An interesting note about all of this funding activity in Toronto? According to Hockeystick’s numbers, 54 percent of funding rounds were seed – and that can only bode well for the future.

Many of those notable seed rounds occurred late in 2019. Proptech startup Naborly, which developed a platform for tenant screening, announced a $7.5 million seed round led by Susa Ventures and First Round Capital to be put toward its product NaborlyShield, a service that guarantees rental income and lease terms for landlords and tenants.

“We see a world where Naborly is the glue for the rental industry, improving the lives of tenants while providing landlords better data and financial security,” said Chad Byers, general partner at Susa. 
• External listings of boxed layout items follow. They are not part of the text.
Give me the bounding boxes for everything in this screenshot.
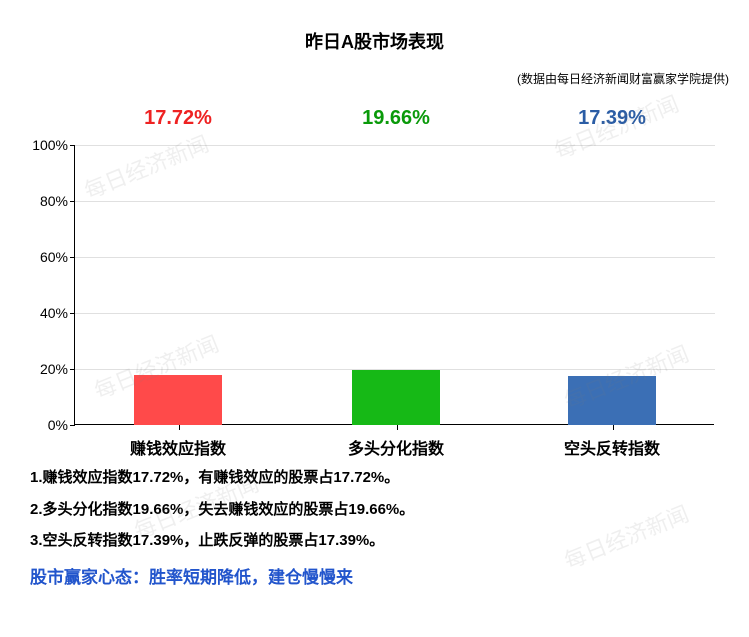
- gridline: [75, 313, 715, 314]
- bar-value-label: 17.39%: [522, 107, 702, 130]
- y-tickmark: [70, 201, 75, 202]
- y-tickmark: [70, 369, 75, 370]
- x-axis-label: 空头反转指数: [522, 435, 702, 459]
- bar: [134, 375, 222, 425]
- gridline: [75, 201, 715, 202]
- y-tick-label: 20%: [18, 361, 68, 377]
- y-tickmark: [70, 313, 75, 314]
- chart-subtitle: (数据由每日经济新闻财富赢家学院提供): [0, 54, 749, 87]
- footer-summary: 股市赢家心态：胜率短期降低，建仓慢慢来: [30, 563, 720, 588]
- footer-line: 3.空头反转指数17.39%，止跌反弹的股票占17.39%。: [30, 525, 720, 557]
- chart-title: 昨日A股市场表现: [0, 0, 749, 54]
- y-tickmark: [70, 257, 75, 258]
- bar: [352, 370, 440, 425]
- x-axis-label: 赚钱效应指数: [88, 435, 268, 459]
- y-tick-label: 60%: [18, 249, 68, 265]
- x-tickmark: [179, 425, 180, 430]
- footer-line: 1.赚钱效应指数17.72%，有赚钱效应的股票占17.72%。: [30, 462, 720, 494]
- y-tick-label: 40%: [18, 305, 68, 321]
- gridline: [75, 257, 715, 258]
- y-tick-label: 100%: [18, 137, 68, 153]
- y-tick-label: 0%: [18, 417, 68, 433]
- footer-text: 1.赚钱效应指数17.72%，有赚钱效应的股票占17.72%。2.多头分化指数1…: [30, 462, 720, 588]
- x-tickmark: [613, 425, 614, 430]
- chart-area: 赚钱效应指数多头分化指数空头反转指数 17.72%19.66%17.39%: [74, 145, 714, 425]
- y-tick-label: 80%: [18, 193, 68, 209]
- bar-value-label: 19.66%: [306, 107, 486, 130]
- x-axis-label: 多头分化指数: [306, 435, 486, 459]
- y-tickmark: [70, 425, 75, 426]
- footer-line: 2.多头分化指数19.66%，失去赚钱效应的股票占19.66%。: [30, 494, 720, 526]
- bar: [568, 376, 656, 425]
- x-tickmark: [397, 425, 398, 430]
- gridline: [75, 145, 715, 146]
- bar-value-label: 17.72%: [88, 107, 268, 130]
- y-tickmark: [70, 145, 75, 146]
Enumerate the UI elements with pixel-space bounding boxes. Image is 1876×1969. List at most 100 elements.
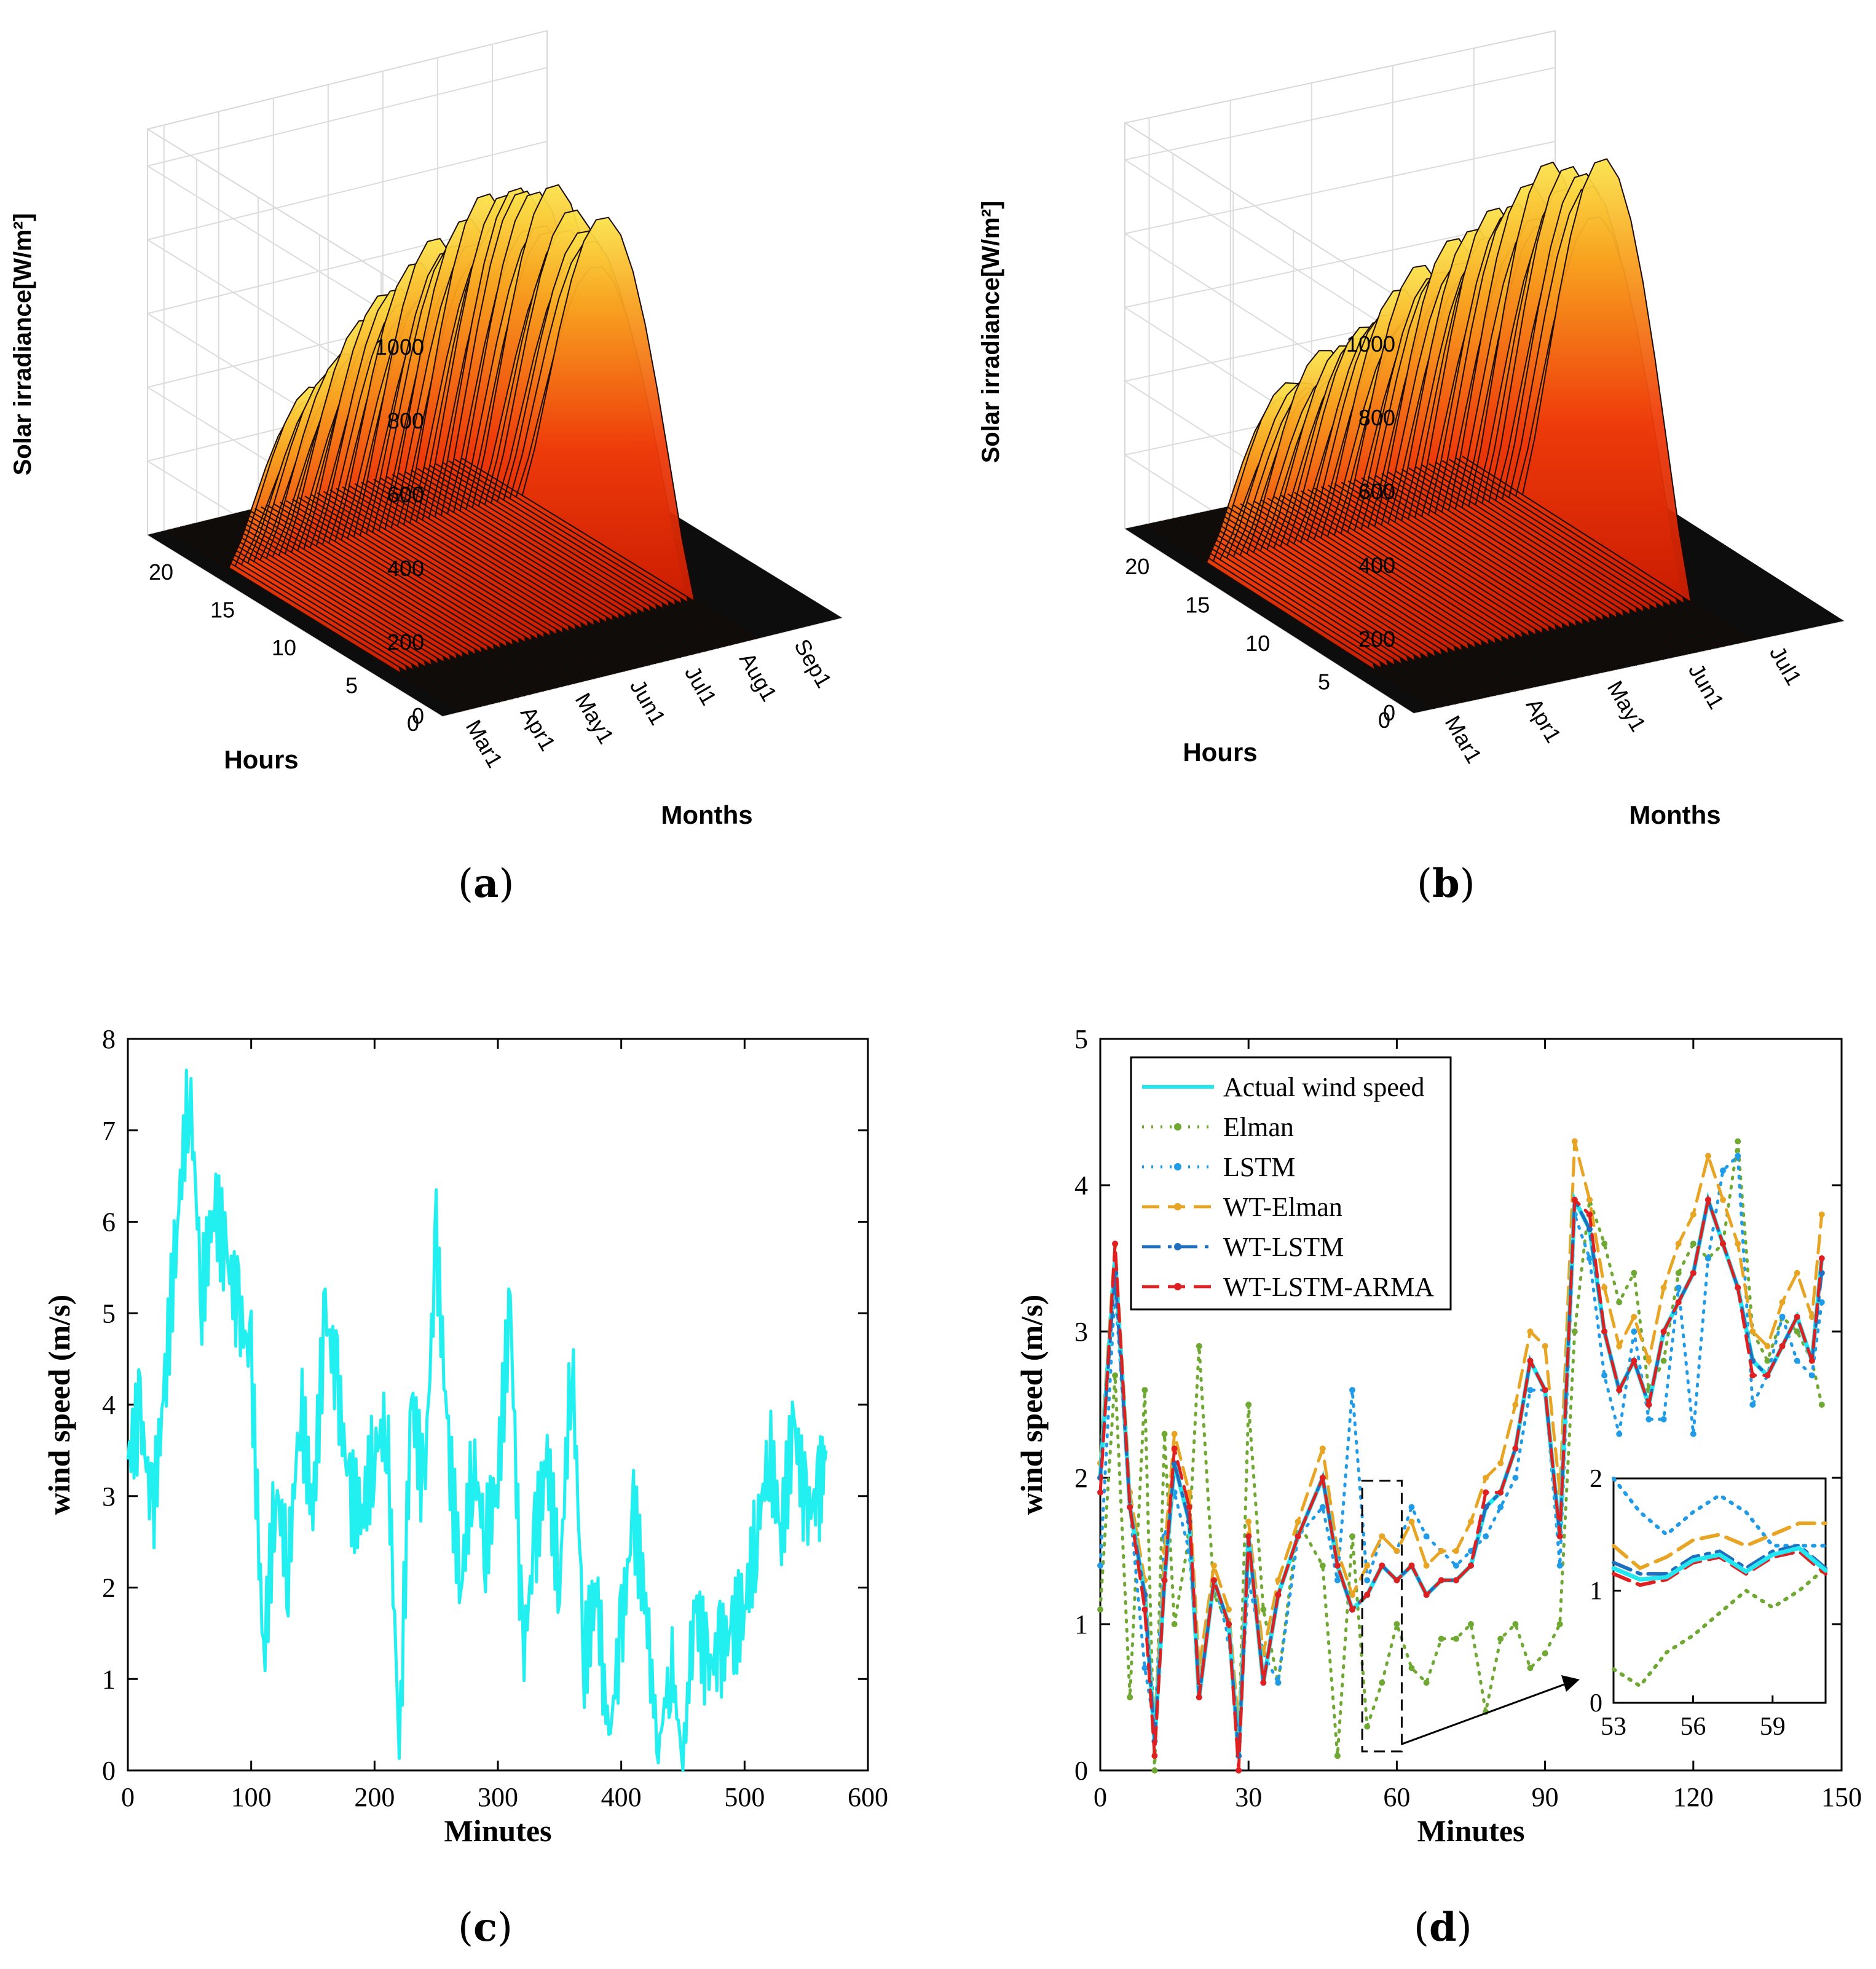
panel-label-a: (a) <box>458 861 514 907</box>
y-tick-label: 0 <box>102 1756 116 1786</box>
y-tick-label: 1 <box>102 1664 116 1694</box>
x-axis-label: Months <box>1629 800 1720 829</box>
data-point <box>1720 1167 1726 1174</box>
data-point <box>1645 1357 1652 1364</box>
data-point <box>1616 1299 1623 1306</box>
data-point <box>1586 1196 1593 1203</box>
data-point <box>1808 1357 1815 1364</box>
data-point <box>1497 1489 1504 1496</box>
data-point <box>1690 1430 1697 1437</box>
data-point <box>1720 1196 1726 1203</box>
data-point <box>1660 1416 1667 1422</box>
data-point <box>1295 1518 1301 1525</box>
data-point <box>1818 1211 1825 1218</box>
data-point <box>1210 1562 1217 1569</box>
z-tick-label: 800 <box>387 408 424 433</box>
surface-ridge <box>460 216 757 640</box>
data-point <box>1675 1269 1682 1276</box>
data-point <box>1319 1504 1326 1510</box>
data-point <box>1616 1387 1623 1394</box>
data-point <box>1468 1621 1474 1627</box>
data-point <box>1275 1577 1282 1584</box>
y-tick-label: 20 <box>1125 554 1149 579</box>
zoom-region-box <box>1361 1480 1403 1753</box>
y-tick-label: 20 <box>149 559 173 585</box>
data-point <box>1779 1343 1786 1349</box>
data-point <box>1542 1650 1548 1657</box>
x-tick-label: Jul1 <box>680 661 722 709</box>
data-point <box>1127 1694 1133 1700</box>
legend-label: WT-LSTM <box>1223 1232 1344 1262</box>
legend-marker <box>1174 1243 1181 1250</box>
data-point <box>1705 1153 1711 1159</box>
z-tick-label: 0 <box>412 703 424 728</box>
data-point <box>1334 1562 1341 1569</box>
data-point <box>1295 1533 1301 1540</box>
data-point <box>1408 1518 1415 1525</box>
panel-a-surface-chart: 0 200 400 600 800 1000 0 5 10 15 20 Mar1 Apr1 May1 Jun… <box>9 30 843 829</box>
data-point <box>1438 1577 1444 1584</box>
legend-marker <box>1174 1203 1181 1210</box>
y-tick-label: 8 <box>102 1024 116 1054</box>
data-point <box>1705 1255 1711 1261</box>
data-point <box>1660 1284 1667 1291</box>
data-point <box>1794 1357 1800 1364</box>
data-point <box>1794 1269 1800 1276</box>
data-point <box>1452 1635 1459 1642</box>
data-point <box>1186 1489 1192 1496</box>
x-tick-label: 600 <box>848 1782 888 1812</box>
data-point <box>1423 1592 1430 1598</box>
x-tick-label: 150 <box>1821 1782 1862 1812</box>
inset-series-wt-elman <box>1612 1521 1827 1571</box>
data-point <box>1151 1767 1158 1774</box>
legend-label: LSTM <box>1223 1152 1295 1182</box>
y-axis-label: Hours <box>1183 738 1257 767</box>
data-point <box>1808 1314 1815 1320</box>
data-point <box>1379 1679 1385 1686</box>
inset-series-wt-lstm <box>1612 1544 1827 1576</box>
x-tick-label: 90 <box>1532 1782 1559 1812</box>
data-point <box>1161 1577 1168 1584</box>
data-point <box>1349 1606 1355 1613</box>
x-tick-label: 0 <box>1094 1782 1107 1812</box>
data-point <box>1334 1753 1341 1759</box>
z-tick-label: 200 <box>1358 626 1395 652</box>
data-point <box>1408 1504 1415 1510</box>
data-point <box>1542 1387 1548 1394</box>
y-tick-label: 2 <box>102 1573 116 1603</box>
legend-label: WT-Elman <box>1223 1192 1342 1222</box>
data-point <box>1319 1475 1326 1481</box>
data-point <box>1749 1372 1756 1379</box>
data-point <box>1260 1606 1267 1613</box>
data-point <box>1112 1372 1119 1379</box>
data-point <box>1601 1372 1608 1379</box>
data-point <box>1393 1577 1400 1584</box>
x-axis-label: Minutes <box>444 1813 552 1848</box>
x-tick-label: Sep1 <box>789 634 837 692</box>
data-point <box>1171 1430 1178 1437</box>
inset-y-tick-label: 1 <box>1590 1577 1602 1606</box>
data-point <box>1556 1533 1563 1540</box>
data-point <box>1236 1767 1242 1774</box>
data-point <box>1527 1665 1534 1671</box>
inset-plot-area <box>1612 1477 1827 1704</box>
x-tick-label: Aug1 <box>735 648 782 705</box>
data-point <box>1260 1679 1267 1686</box>
data-point <box>1483 1489 1489 1496</box>
data-point <box>1112 1241 1119 1247</box>
data-point <box>1097 1562 1103 1569</box>
data-point <box>1319 1445 1326 1452</box>
data-point <box>1645 1402 1652 1408</box>
x-tick-label: Jun1 <box>1684 659 1730 713</box>
data-point <box>1601 1241 1608 1247</box>
data-point <box>1527 1387 1534 1394</box>
data-point <box>1818 1299 1825 1306</box>
data-point <box>1631 1357 1638 1364</box>
z-tick-label: 1000 <box>1346 331 1395 357</box>
data-point <box>1349 1387 1355 1394</box>
series-line-wind-speed <box>126 1068 828 1772</box>
legend-marker <box>1174 1123 1181 1130</box>
y-tick-label: 5 <box>345 673 358 698</box>
data-point <box>1764 1357 1771 1364</box>
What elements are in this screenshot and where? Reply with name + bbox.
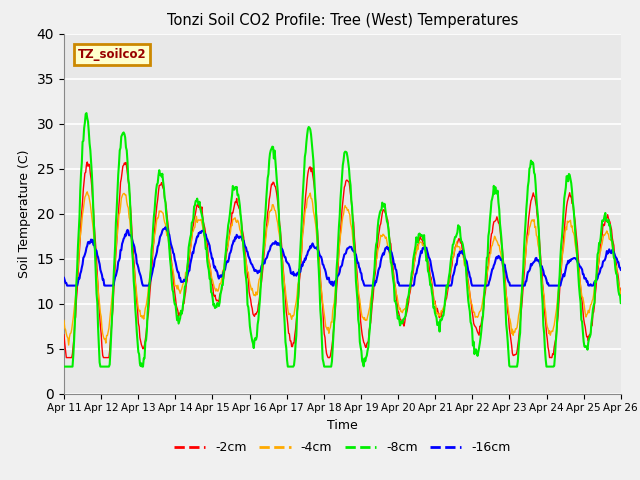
Legend: -2cm, -4cm, -8cm, -16cm: -2cm, -4cm, -8cm, -16cm: [169, 436, 516, 459]
Y-axis label: Soil Temperature (C): Soil Temperature (C): [18, 149, 31, 278]
Title: Tonzi Soil CO2 Profile: Tree (West) Temperatures: Tonzi Soil CO2 Profile: Tree (West) Temp…: [166, 13, 518, 28]
Text: TZ_soilco2: TZ_soilco2: [78, 48, 147, 61]
X-axis label: Time: Time: [327, 419, 358, 432]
Meanwhile, EcoPackers raised $4.3 million in pre-seed and seed financing for its biodegradable bioplastics business, biotech startup AmacaThera closed a $3.6 million seed financing round, and Convictional – a startup with a B2B eCommerce platform focused on managing inventory – raised a C$3 million seed round.

A graduate of Silicon Valley accelerator Y Combinator, Convictional actually shifted operations back to Toronto in part because of the city’s deep talent pool.“We decided after Y Combinator to move back to Canada to build the company here because we felt that for the kind of business we wanted to build, the engineering talent is incredible and is on par with what we saw down in Silicon Valley,” said co-founder Chris Grouchy.